平家物語:鶏合 壇浦合戦(一) 朗読mp3
平家物語:鶏合 壇浦合戦(二) 朗読mp3

平家物語巻第十一「鶏合 壇浦合戦(とりあわせ だんのうらかっせん)」です。壇ノ浦の戦い前の源平双方の思惑が描かれます。源氏方では義経と梶原景時が衝突し、平家方では阿波民部重能が裏切りをもくろんでいました。


あらすじ

壇ノ浦での開戦を前に熊野別当湛増(くまののべっとう たんぞう)は、源平どちらに付くか決めかねていました。

託宣とその後の闘鶏の結果は「源氏につけ」と告げており、湛増は源氏につくことにしました(もとは平家寄りだったが)

元暦二年三月二十四日の卯の刻に開戦と決まります。

その頃源氏方では義経と梶原景時が壇ノ浦の先陣のことで口論となり、あやうく斬りあいになりかけました。

周囲の武将らがなだめて事なきを得ましたが、梶原はこの時のことを恨みに思い頼朝に讒言し、ついに義経を死においやったのでした。

(あくまで平家物語の主観的な解釈で、梶原が陰湿な讒言者だったという解釈は現在ではすたれています)

開戦当初、潮流は源氏方に不利でした。潮に逆らって進む必用がありました。しかし梶原は一族で平家の舟に乗り移って、よく戦います。

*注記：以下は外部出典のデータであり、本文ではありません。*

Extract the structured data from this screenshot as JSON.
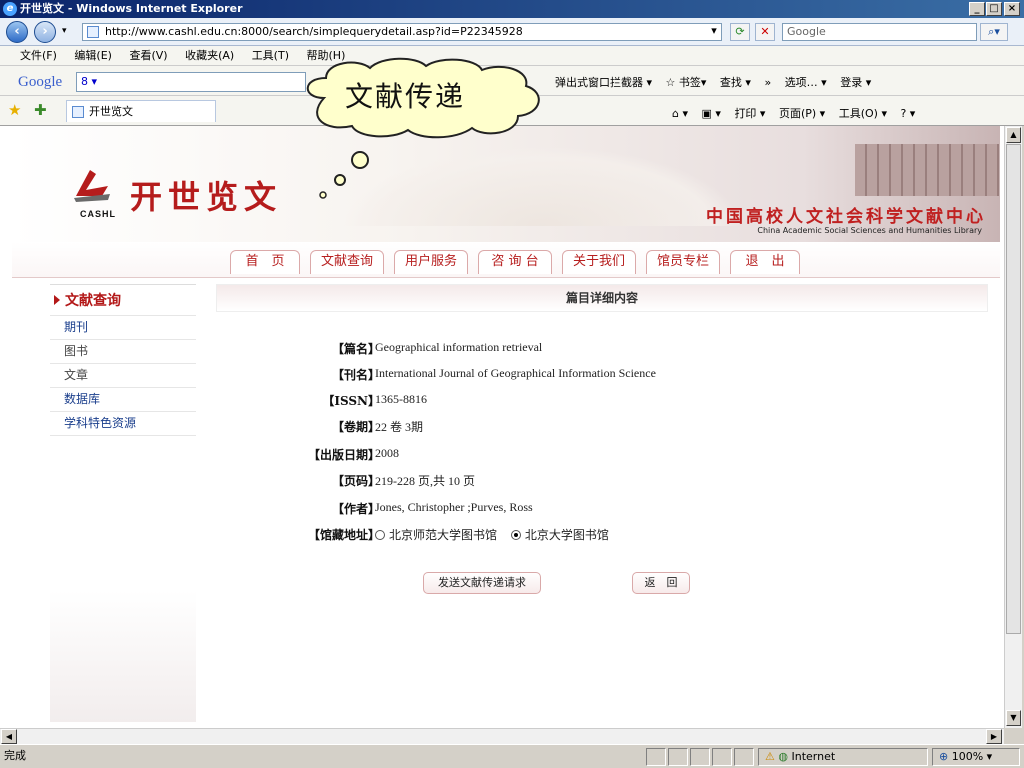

平家方では知盛が侍たちに命を惜しまず戦えと下知していました。

また知盛は阿波民部重能(あわのみんぶしげよし)の裏切りを察知し、宗盛に重能を斬るよう 進言します。

しかし宗盛は「証拠もなく斬ったりできない」と、知盛の進言を容れませんでした。

平家方の先陣、兵藤次秀遠(ひょうどうじひでとお)は、五百人の精兵に矢を射させます。源氏方は大将軍の義経みづから先陣に立って戦いますが、さんざんにやられて後退していきます。


歴史に名高い壇ノ浦の合戦です。耳なし芳一が語ったのはこの「鶏合 壇浦合戦」「先帝身投」「能登殿最期」「内侍所都入」あたりだと思います。